Based upon the due process standard espoused by World-Wide Volkswagon and International Shoe, supra., and their progeny, the Eighth Circuit Court of Appeals has established a five-factor test to determine the sufficiency of the non-resident defendant's contacts with the forum state. These five factors are: 1) the nature and quality of contacts with the forum state; 2) the quantity of contacts; 3) the relation of the cause of action to the contacts; 4) the interest of the forum state in providing a forum for its residents; and 5) convenience of the parties. Romak USA, at 984; Dever, at 1073-74; Stanton, at 694; Epps, at 648;Guiness Imports, at 614; Burlington Industries, at 1102; see also, Products Plus, at 124. The first three factors are of "primary importance", while the last two factors are of "secondary importance" and as such are not determinative of personal jurisdiction. Romak USA, at 984; Dever, at 1074; Stanton, at 694;Guiness Imports, at 614.

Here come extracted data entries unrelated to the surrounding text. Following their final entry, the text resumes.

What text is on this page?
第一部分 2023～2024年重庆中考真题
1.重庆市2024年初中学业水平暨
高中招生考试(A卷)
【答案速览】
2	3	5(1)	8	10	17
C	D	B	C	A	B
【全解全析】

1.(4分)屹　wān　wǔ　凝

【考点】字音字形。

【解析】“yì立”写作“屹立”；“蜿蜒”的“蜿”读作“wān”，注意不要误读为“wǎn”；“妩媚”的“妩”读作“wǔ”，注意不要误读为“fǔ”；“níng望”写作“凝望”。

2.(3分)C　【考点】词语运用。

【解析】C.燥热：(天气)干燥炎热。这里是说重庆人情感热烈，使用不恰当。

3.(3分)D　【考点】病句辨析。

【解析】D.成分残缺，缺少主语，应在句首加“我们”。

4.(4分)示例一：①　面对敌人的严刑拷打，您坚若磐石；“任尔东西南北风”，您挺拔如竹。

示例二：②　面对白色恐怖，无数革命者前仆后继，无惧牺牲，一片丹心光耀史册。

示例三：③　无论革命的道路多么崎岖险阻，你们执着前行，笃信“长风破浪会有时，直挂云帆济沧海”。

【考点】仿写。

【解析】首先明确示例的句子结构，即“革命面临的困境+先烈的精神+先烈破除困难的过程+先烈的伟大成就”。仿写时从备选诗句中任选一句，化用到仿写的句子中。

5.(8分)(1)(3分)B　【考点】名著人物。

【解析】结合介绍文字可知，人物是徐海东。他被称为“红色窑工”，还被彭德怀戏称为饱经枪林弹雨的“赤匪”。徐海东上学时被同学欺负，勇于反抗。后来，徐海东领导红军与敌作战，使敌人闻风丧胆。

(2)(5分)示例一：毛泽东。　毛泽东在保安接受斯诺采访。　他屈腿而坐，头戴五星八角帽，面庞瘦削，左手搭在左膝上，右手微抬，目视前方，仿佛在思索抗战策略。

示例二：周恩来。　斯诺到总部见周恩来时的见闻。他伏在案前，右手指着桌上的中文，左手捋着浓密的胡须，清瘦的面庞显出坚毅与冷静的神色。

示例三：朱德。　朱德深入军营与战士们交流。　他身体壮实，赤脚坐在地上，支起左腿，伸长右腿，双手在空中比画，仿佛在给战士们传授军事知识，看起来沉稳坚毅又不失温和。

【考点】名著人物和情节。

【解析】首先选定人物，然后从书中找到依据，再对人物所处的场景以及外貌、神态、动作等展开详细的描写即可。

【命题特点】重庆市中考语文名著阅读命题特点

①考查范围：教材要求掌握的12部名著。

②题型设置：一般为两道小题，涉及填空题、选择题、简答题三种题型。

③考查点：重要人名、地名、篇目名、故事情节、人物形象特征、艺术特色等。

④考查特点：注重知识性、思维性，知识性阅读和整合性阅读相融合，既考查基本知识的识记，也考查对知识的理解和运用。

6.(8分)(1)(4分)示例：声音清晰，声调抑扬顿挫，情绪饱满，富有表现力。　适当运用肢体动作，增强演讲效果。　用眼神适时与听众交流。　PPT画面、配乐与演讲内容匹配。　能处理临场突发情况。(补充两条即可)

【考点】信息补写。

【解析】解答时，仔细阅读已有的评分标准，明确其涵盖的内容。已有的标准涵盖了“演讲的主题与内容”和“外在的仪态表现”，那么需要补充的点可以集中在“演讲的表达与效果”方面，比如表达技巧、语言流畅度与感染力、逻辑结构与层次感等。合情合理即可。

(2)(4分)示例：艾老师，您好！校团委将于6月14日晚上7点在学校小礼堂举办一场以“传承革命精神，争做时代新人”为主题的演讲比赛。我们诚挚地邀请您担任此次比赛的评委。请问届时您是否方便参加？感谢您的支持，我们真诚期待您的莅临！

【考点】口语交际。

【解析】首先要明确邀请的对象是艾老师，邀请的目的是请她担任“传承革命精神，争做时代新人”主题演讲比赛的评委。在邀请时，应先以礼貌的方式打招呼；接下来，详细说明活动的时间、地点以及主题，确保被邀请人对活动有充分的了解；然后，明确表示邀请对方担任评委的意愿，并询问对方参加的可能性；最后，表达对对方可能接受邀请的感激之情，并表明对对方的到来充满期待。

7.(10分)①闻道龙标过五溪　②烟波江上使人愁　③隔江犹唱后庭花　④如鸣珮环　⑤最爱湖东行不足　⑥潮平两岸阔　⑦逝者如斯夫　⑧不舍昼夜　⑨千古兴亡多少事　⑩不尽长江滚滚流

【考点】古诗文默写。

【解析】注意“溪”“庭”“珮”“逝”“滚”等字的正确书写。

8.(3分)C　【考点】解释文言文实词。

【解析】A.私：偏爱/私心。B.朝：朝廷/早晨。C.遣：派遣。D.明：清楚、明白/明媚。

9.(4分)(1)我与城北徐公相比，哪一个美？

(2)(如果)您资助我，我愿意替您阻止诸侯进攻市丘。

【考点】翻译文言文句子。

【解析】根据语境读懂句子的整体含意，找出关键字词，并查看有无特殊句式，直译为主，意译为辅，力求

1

The plaintiffs only allegation regarding this Court's personal jurisdiction over Chesapeake is that "[a]lthough Defendant's contact with the State of Missouri has been minimal, its contact with Plaintiffs was the essential element to the commencing of the business relationship between the parties." Plaintiffs' Response (#34), pg. 2. Plaintiffs fail to describe this "minimal contact"; fail to describe the "business relationship" between the parties; and most importantly, fail to describe how any particularized/identified contact is relevant to this cause of action. There simply is nothing in their complaint or response which sets forth any contact between the plaintiffs and this defendant which implicates the issues raised in this lawsuit. The Court finds that this Court lacks personal jurisdiction over defendant Chesapeake.
Having found that the Court lacks subject matter jurisdiction, diversity jurisdiction; and/or personal jurisdiction over defendant Chesapeake, the Court will grant the instant motion to dismiss.
Accordingly,
IT IS HEREBY ORDERED that defendant Chesapeake's motion to dismiss (#18) be and is GRANTED. This cause of action is hereby DISMISSED as to defendant Chesapeake with no further action to be taken.
IT IS FINALLY ORDERED that defendant Chesapeake's motion to transfer venue (#18) be and is DENIED AS MOOT.